Keine Gruppenverfolgung von Sunniten im Irak; kein innerstaatlicher bewaffneter Konflikt gem. Art. 15 Bst. c der Qualifikationsrichtlinie im Irak.

 

Schlagwörter: Irak, Folgeantrag, Änderung der Rechtslage, Verfolgung durch Dritte, nichtstaatliche Verfolgung, Anerkennungsrichtlinie, Umsetzung, Richtlinienumsetzungsgesetz, politische Entwicklung, Sunniten, Schiiten, Gruppenverfolgung, soziale Gruppe, Verfolgungsdichte, Sicherheitslage, Erreichbarkeit, Abschiebungshindernis, zielstaatsbezogene Abschiebungshindernisse, ernsthafter Schaden, bewaffneter Konflikt, allgemeine Gefahr, extreme Gefahrenlage, Erlasslage, Abschiebungsstopp, Versorgungslage
Normen: AsylVfG § 71 Abs. 1; VwVfG § 51 Abs. 1 Nr. 1; AufenthG § 60 Abs. 1; AufenthG § 60 Abs. 7; RL 2004/83/EG Art. 15 Bst. c
Auszüge:

Keine Gruppenverfolgung von Sunniten im Irak; kein innerstaatlicher bewaffneter Konflikt gem. Art. 15 Bst. c der Qualifikationsrichtlinie im Irak.

(Leitsatz der Redaktion)

 

[...]

Das Bundesamt hat den Folgeantrag und die Durchführung eines neuen Asylverfahrens mit dem Ziel der Feststellung des Vorliegens der Abschiebungsverbote gemäß § 60 Abs. 1 bis 7 AufenthG zu Recht abgelehnt. [...]

1. Der Kläger hat keinen Anspruch auf die Feststellung der Voraussetzungen des § 60 Abs. 1 AufenthG. Ihm droht bei einer Rückkehr in den Irak gegenwärtig keine politische Verfolgung im Sinne dieser Vorschrift. [...]

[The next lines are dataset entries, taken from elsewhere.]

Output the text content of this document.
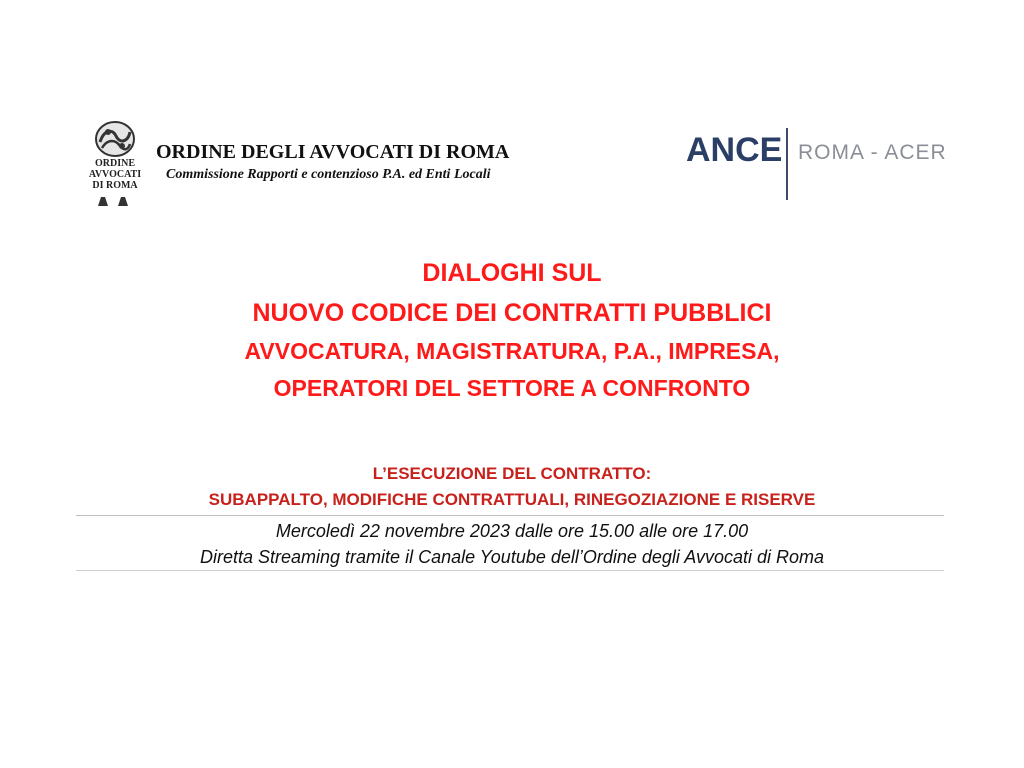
ORDINE
AVVOCATI
DI ROMA
ORDINE DEGLI AVVOCATI DI ROMA
Commissione Rapporti e contenzioso P.A. ed Enti Locali
ANCE ROMA - ACER
DIALOGHI SUL
NUOVO CODICE DEI CONTRATTI PUBBLICI
AVVOCATURA, MAGISTRATURA, P.A., IMPRESA,
OPERATORI DEL SETTORE A CONFRONTO
L’ESECUZIONE DEL CONTRATTO:
SUBAPPALTO, MODIFICHE CONTRATTUALI, RINEGOZIAZIONE E RISERVE
Mercoledì 22 novembre 2023 dalle ore 15.00 alle ore 17.00
Diretta Streaming tramite il Canale Youtube dell’Ordine degli Avvocati di Roma
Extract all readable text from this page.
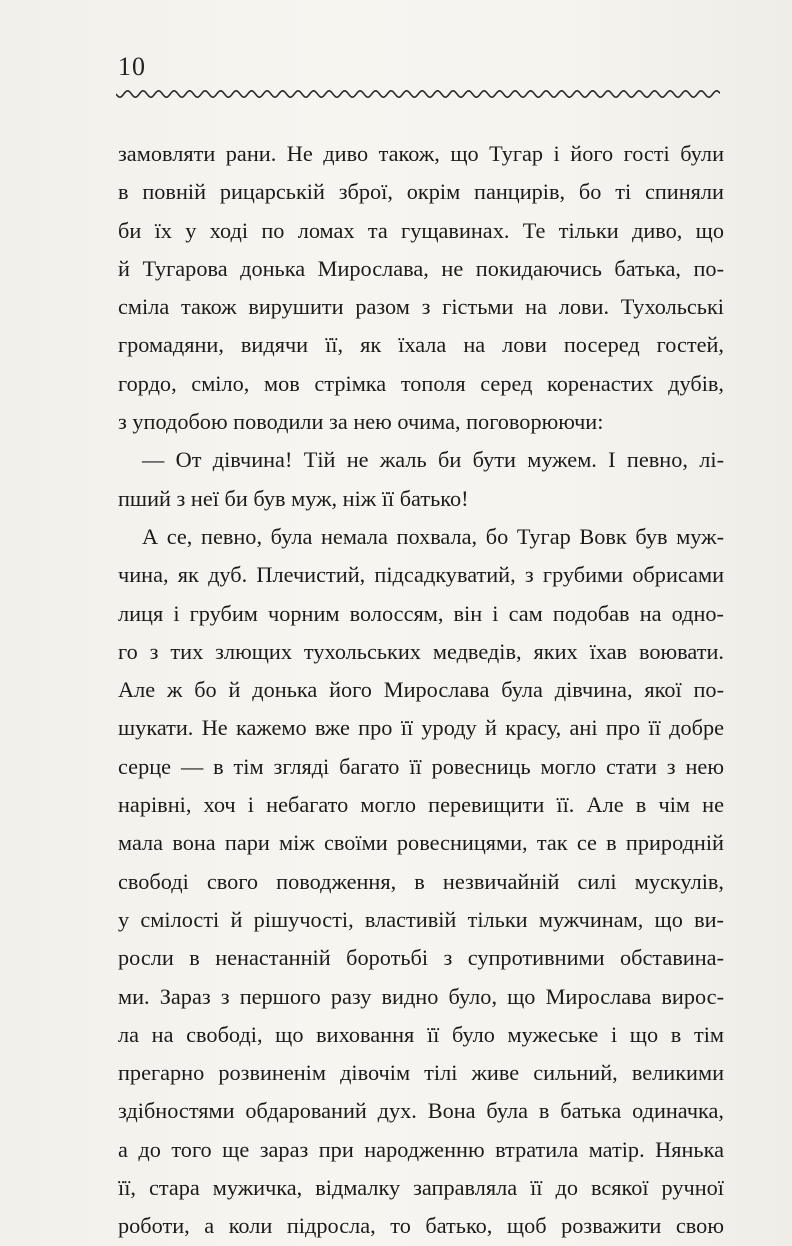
10
замовляти рани. Не диво також, що Тугар і його гості були
в повній рицарській зброї, окрім панцирів, бо ті спиняли
би їх у ході по ломах та гущавинах. Те тільки диво, що
й Тугарова донька Мирослава, не покидаючись батька, по-
сміла також вирушити разом з гістьми на лови. Тухольські
громадяни, видячи її, як їхала на лови посеред гостей,
гордо, сміло, мов стрімка тополя серед коренастих дубів,
з уподобою поводили за нею очима, поговорюючи:
— От дівчина! Тій не жаль би бути мужем. І певно, лі-
пший з неї би був муж, ніж її батько!
А се, певно, була немала похвала, бо Тугар Вовк був муж-
чина, як дуб. Плечистий, підсадкуватий, з грубими обрисами
лиця і грубим чорним волоссям, він і сам подобав на одно-
го з тих злющих тухольських медведів, яких їхав воювати.
Але ж бо й донька його Мирослава була дівчина, якої по-
шукати. Не кажемо вже про її уроду й красу, ані про її добре
серце — в тім зглядi багато її ровесниць могло стати з нею
нарівні, хоч і небагато могло перевищити її. Але в чім не
мала вона пари між своїми ровесницями, так се в природній
свободі свого поводження, в незвичайній силі мускулів,
у смілості й рішучості, властивій тільки мужчинам, що ви-
росли в ненастанній боротьбі з супротивними обставина-
ми. Зараз з першого разу видно було, що Мирослава вирос-
ла на свободі, що виховання її було мужеське і що в тім
прегарно розвиненім дівочім тілі живе сильний, великими
здібностями обдарований дух. Вона була в батька одиначка,
а до того ще зараз при народженню втратила матір. Нянька
її, стара мужичка, відмалку заправляла її до всякої ручної
роботи, а коли підросла, то батько, щоб розважити свою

Die Zugehörigkeit zu der Gruppe der Schiiten begründet keinen Verfolgungsschutz nach § 60 Abs. 1 AufenthG. Es fehlt an einer Verfolgungshandlung mit asylrelevanten Merkmalen. Nur wenn die begründete Furcht vor Verfolgung im Wesentlichen auf die asylrelevanten Merkmale (Rasse, Religion, Nationalität, Zugehörigkeit zu einer sozialen Gruppe oder politische Überzeugung) zurückzuführen ist, begründet sie Verfolgungsschutz nach § 60 Abs. 1 AufenthG. Wenn keiner dieser fünf Gründe in einem engen Zusammenhang zu der Furcht vor Verfolgung steht, ist stattdessen allenfalls der subsidiäre Schutzstatus zuzuerkennen. Die Mitgliedschaft zur Gruppe der Schiiten im Irak ist nicht geeignet, eine Gruppenverfolgung durch den Staat oder Sunniten zu begründen. Die Sunniten stehen in Auseinandersetzung mit der größten konfessionellen Gruppe im Irak, den Schiiten, die die Mehrheit der irakischen Bevölkerung ausmachen und in den vergangenen politischen Systemen dieses Landes kaum an der Macht beteiligt waren. Die Schiiten streben aber nach dem Machtwechsel die Vorherrschaft im Staat an. Die Auseinandersetzungen zwischen Sunniten und Schiiten im Irak sind somit Ausdruck eines Kampfes um die Vorherrschaft im Staat. Dieser Machtkampf innerhalb der muslimischen Mehrheitsgesellschaft kann nicht mit der ausgrenzenden Verfolgung religiöser Minderheiten gleichgesetzt werden (vgl. Tiedemann, Asylmagazin 11/2007, S. 12 ff.). Selbst wenn man das anders sehen würde (vgl. BayVGH vom 14.11.2007 Az. 23 B 07.30496, der für die Gruppe der Sunniten aus dem Zentralirak ohne Fluchtalternative im Nordirak, eine Gruppenverfolgung durch die Schiiten annimmt; VG Ansbach vom 19.4.2007 Az. AN 3 K 06.30312), so fehlt es angesichts der Größe der beiden Religionsgemeinschaften jedenfalls an der für die Annahme einer Gruppenverfolgung erforderlichen Verfolgungsdichte. Diese wäre nur dann gegeben, wenn für jeden Angehörigen der jeweiligen Gruppe nicht nur die Möglichkeit, sondern ohne weiteres die aktuelle Gefahr eigener Betroffenheit besteht. Auch insofern unterscheidet sich die Situation der Muslime im Irak, die regelmäßig auf den Rückhalt ihres Stammes zählen können, in qualitativ erheblicher Weise von der Lage der religiösen Minderheiten (vgl. Tiedemann, a.a.O., S. 13).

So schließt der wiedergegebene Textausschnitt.